The basic idea of outlier detection model is to model the whole data set as Gaussian distribution, and mark the samples that deviate from the mean by more than three cups of standard deviation as outliers 30030 1. Other probabilistic methods with parameters use Mahalanobis distance [266] and Gaussian mixture model [302] to simulate data density. Similar to the "triple standard deviation" rule, quartiles can also detect outlier samples 247 by constructing a traditional nonparametric probability model. For robustness and simplification, the local outlier factor method 248 estimates the density of a given point by the ratio of its neighbors to its own local reachability. RANSAC252 iteratively estimates the parameters of the mathematical model to fit the data, and finds the samples that contribute less to the estimation as outliers.
Generally speaking, the classical density methods of anomaly detection, such as kernel density estimation (3. 1 section), can also be applied to outlier detection. Even if these methods are difficult to apply because of the high dimension of picture data, they can be alleviated by dimensionality reduction methods 253 and 254 and nearest neighbor-based density method (3. 1 section).

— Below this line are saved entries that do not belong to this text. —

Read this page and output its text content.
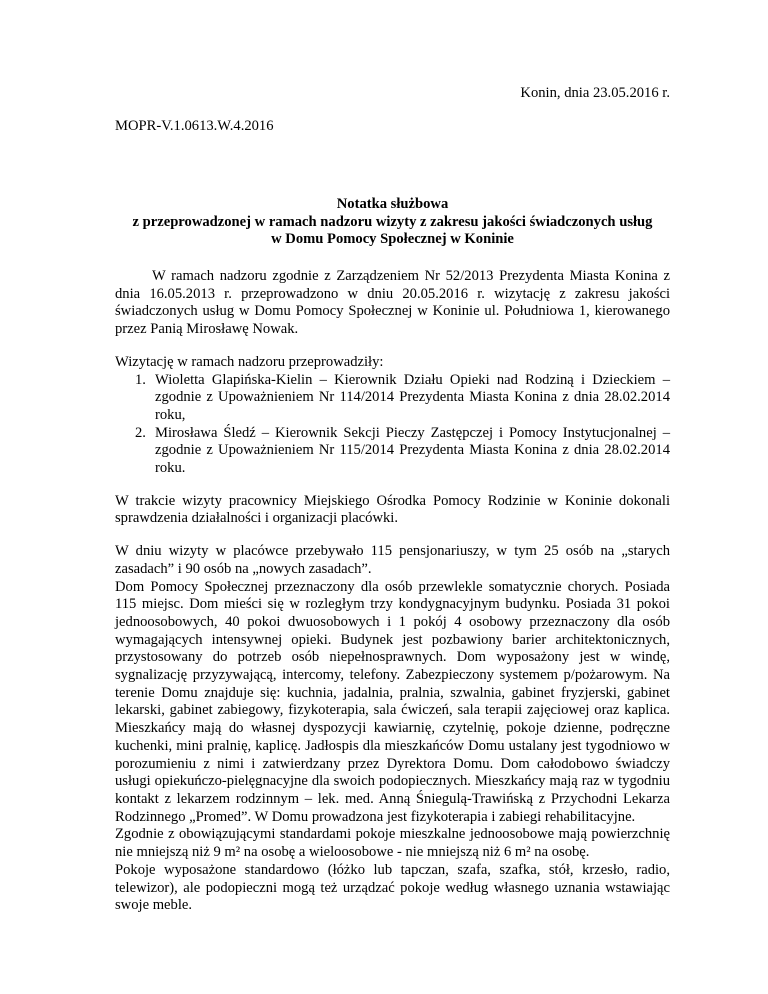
Konin, dnia 23.05.2016 r.
MOPR-V.1.0613.W.4.2016
Notatka służbowa
z przeprowadzonej w ramach nadzoru wizyty z zakresu jakości świadczonych usług
w Domu Pomocy Społecznej w Koninie

W ramach nadzoru zgodnie z Zarządzeniem Nr 52/2013 Prezydenta Miasta Konina z dnia 16.05.2013 r. przeprowadzono w dniu 20.05.2016 r. wizytację z zakresu jakości świadczonych usług w Domu Pomocy Społecznej w Koninie ul. Południowa 1, kierowanego przez Panią Mirosławę Nowak.

Wizytację w ramach nadzoru przeprowadziły:

1. Wioletta Glapińska-Kielin – Kierownik Działu Opieki nad Rodziną i Dzieckiem – zgodnie z Upoważnieniem Nr 114/2014 Prezydenta Miasta Konina z dnia 28.02.2014 roku,
2. Mirosława Śledź – Kierownik Sekcji Pieczy Zastępczej i Pomocy Instytucjonalnej – zgodnie z Upoważnieniem Nr 115/2014 Prezydenta Miasta Konina z dnia 28.02.2014 roku.

W trakcie wizyty pracownicy Miejskiego Ośrodka Pomocy Rodzinie w Koninie dokonali sprawdzenia działalności i organizacji placówki.

W dniu wizyty w placówce przebywało 115 pensjonariuszy, w tym 25 osób na „starych zasadach” i 90 osób na „nowych zasadach”.

Dom Pomocy Społecznej przeznaczony dla osób przewlekle somatycznie chorych. Posiada 115 miejsc. Dom mieści się w rozległym trzy kondygnacyjnym budynku. Posiada 31 pokoi jednoosobowych, 40 pokoi dwuosobowych i 1 pokój 4 osobowy przeznaczony dla osób wymagających intensywnej opieki. Budynek jest pozbawiony barier architektonicznych, przystosowany do potrzeb osób niepełnosprawnych. Dom wyposażony jest w windę, sygnalizację przyzywającą, intercomy, telefony. Zabezpieczony systemem p/pożarowym. Na terenie Domu znajduje się: kuchnia, jadalnia, pralnia, szwalnia, gabinet fryzjerski, gabinet lekarski, gabinet zabiegowy, fizykoterapia, sala ćwiczeń, sala terapii zajęciowej oraz kaplica. Mieszkańcy mają do własnej dyspozycji kawiarnię, czytelnię, pokoje dzienne, podręczne kuchenki, mini pralnię, kaplicę. Jadłospis dla mieszkańców Domu ustalany jest tygodniowo w porozumieniu z nimi i zatwierdzany przez Dyrektora Domu. Dom całodobowo świadczy usługi opiekuńczo-pielęgnacyjne dla swoich podopiecznych. Mieszkańcy mają raz w tygodniu kontakt z lekarzem rodzinnym – lek. med. Anną Śniegulą-Trawińską z Przychodni Lekarza Rodzinnego „Promed”. W Domu prowadzona jest fizykoterapia i zabiegi rehabilitacyjne.

Zgodnie z obowiązującymi standardami pokoje mieszkalne jednoosobowe mają powierzchnię nie mniejszą niż 9 m² na osobę a wieloosobowe - nie mniejszą niż 6 m² na osobę.

Pokoje wyposażone standardowo (łóżko lub tapczan, szafa, szafka, stół, krzesło, radio, telewizor), ale podopieczni mogą też urządzać pokoje według własnego uznania wstawiając swoje meble.
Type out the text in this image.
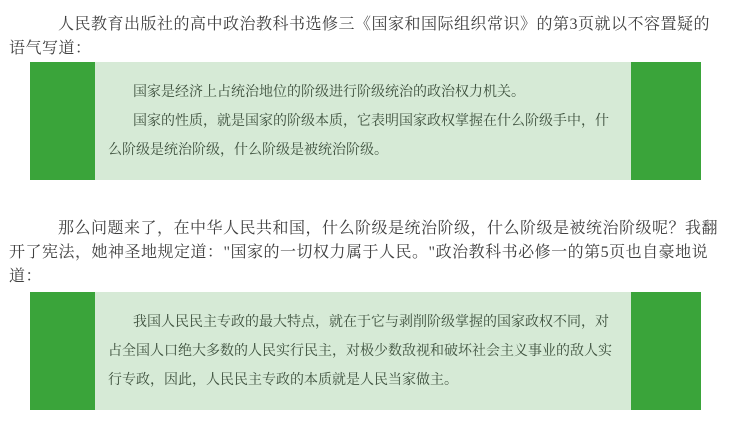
人民教育出版社的高中政治教科书选修三《国家和国际组织常识》的第3页就以不容置疑的语气写道：

国家是经济上占统治地位的阶级进行阶级统治的政治权力机关。

国家的性质，就是国家的阶级本质，它表明国家政权掌握在什么阶级手中，什么阶级是统治阶级，什么阶级是被统治阶级。

那么问题来了，在中华人民共和国，什么阶级是统治阶级，什么阶级是被统治阶级呢？我翻开了宪法，她神圣地规定道："国家的一切权力属于人民。"政治教科书必修一的第5页也自豪地说道：

我国人民民主专政的最大特点，就在于它与剥削阶级掌握的国家政权不同，对占全国人口绝大多数的人民实行民主，对极少数敌视和破坏社会主义事业的敌人实行专政，因此，人民民主专政的本质就是人民当家做主。
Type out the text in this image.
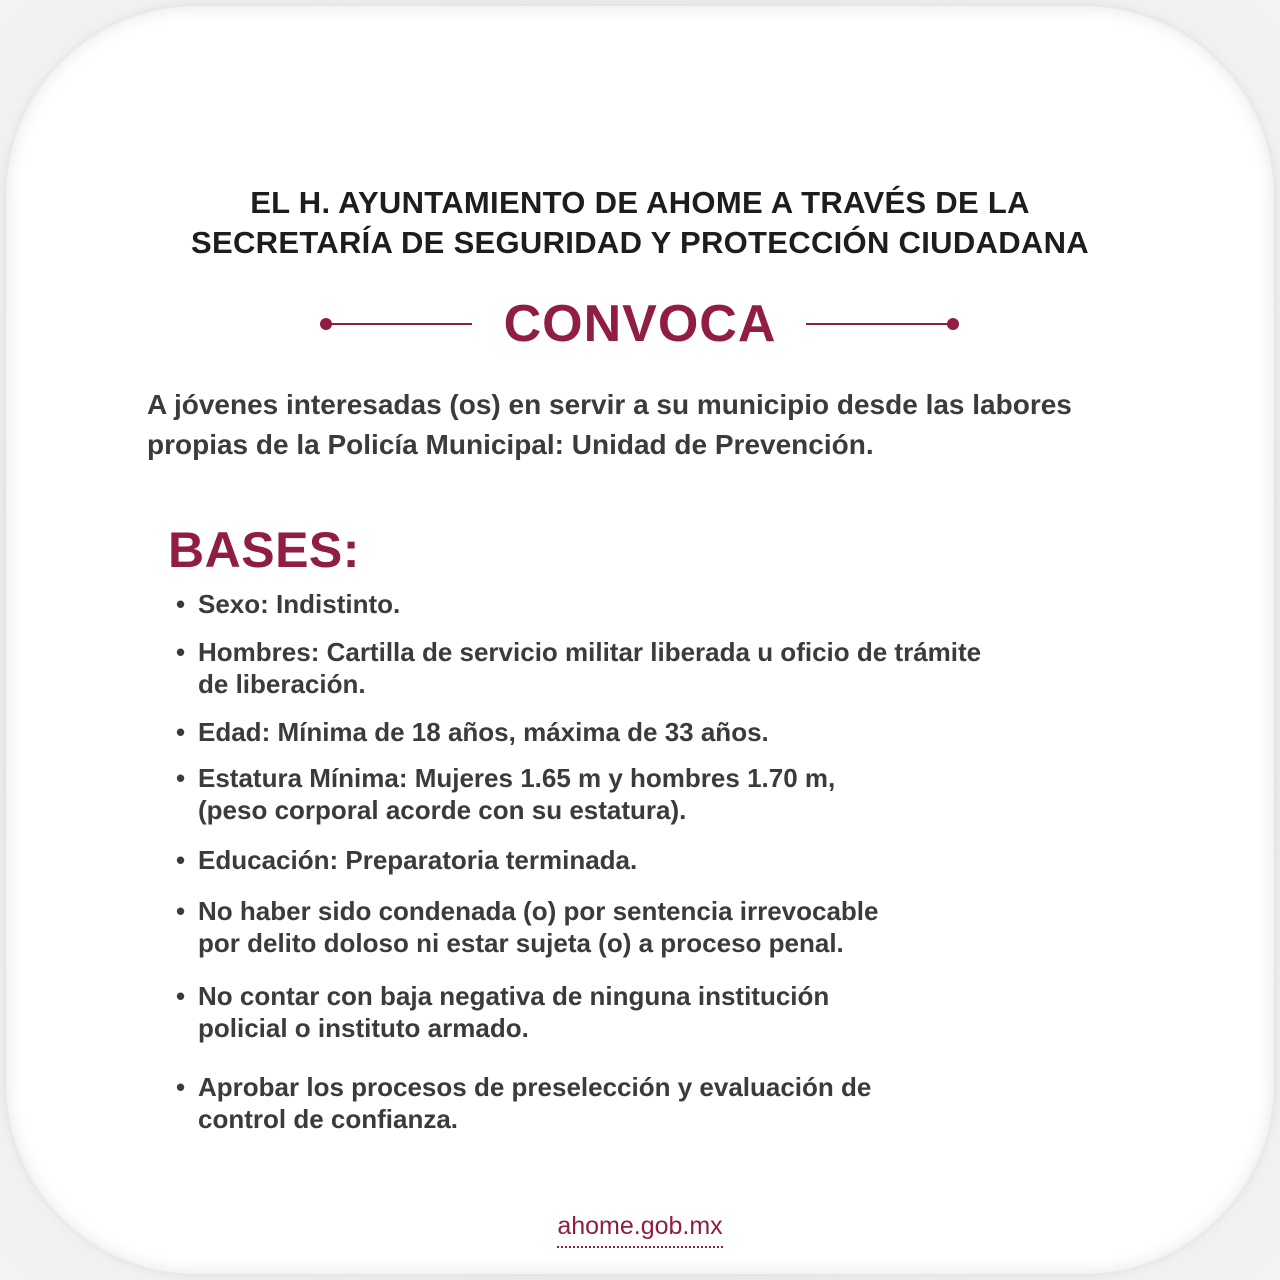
EL H. AYUNTAMIENTO DE AHOME A TRAVÉS DE LA
SECRETARÍA DE SEGURIDAD Y PROTECCIÓN CIUDADANA
CONVOCA
A jóvenes interesadas (os) en servir a su municipio desde las labores propias de la Policía Municipal: Unidad de Prevención.
BASES:
• Sexo: Indistinto.
• Hombres: Cartilla de servicio militar liberada u oficio de trámite
de liberación.
• Edad: Mínima de 18 años, máxima de 33 años.
• Estatura Mínima: Mujeres 1.65 m y hombres 1.70 m,
(peso corporal acorde con su estatura).
• Educación: Preparatoria terminada.
• No haber sido condenada (o) por sentencia irrevocable
por delito doloso ni estar sujeta (o) a proceso penal.
• No contar con baja negativa de ninguna institución
policial o instituto armado.
• Aprobar los procesos de preselección y evaluación de
control de confianza.
ahome.gob.mx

A simple way to detect outliers is to calculate the number of neighbors within a certain radius, or to measure the distance between the k nearest neighbors 303 and 304. The following mainly introduces the method based on clustering and graph.
DBSCAN255 accumulates samples according to the distance-based density to form a cluster. Samples outside the main cluster are identified as outliers. Subsequent work improves the clustering method 256 by considering the confidence of clustering labels.
Another method uses the relationship between data points to construct neighborhood graphs [305] and [306] (or its variant [307]), and uses graph attributes and graph mining techniques to find abnormal samples 257 and 258, such as graph clustering [259], [260], graph segmentation 308 and label propagation using graph neural network 2665438.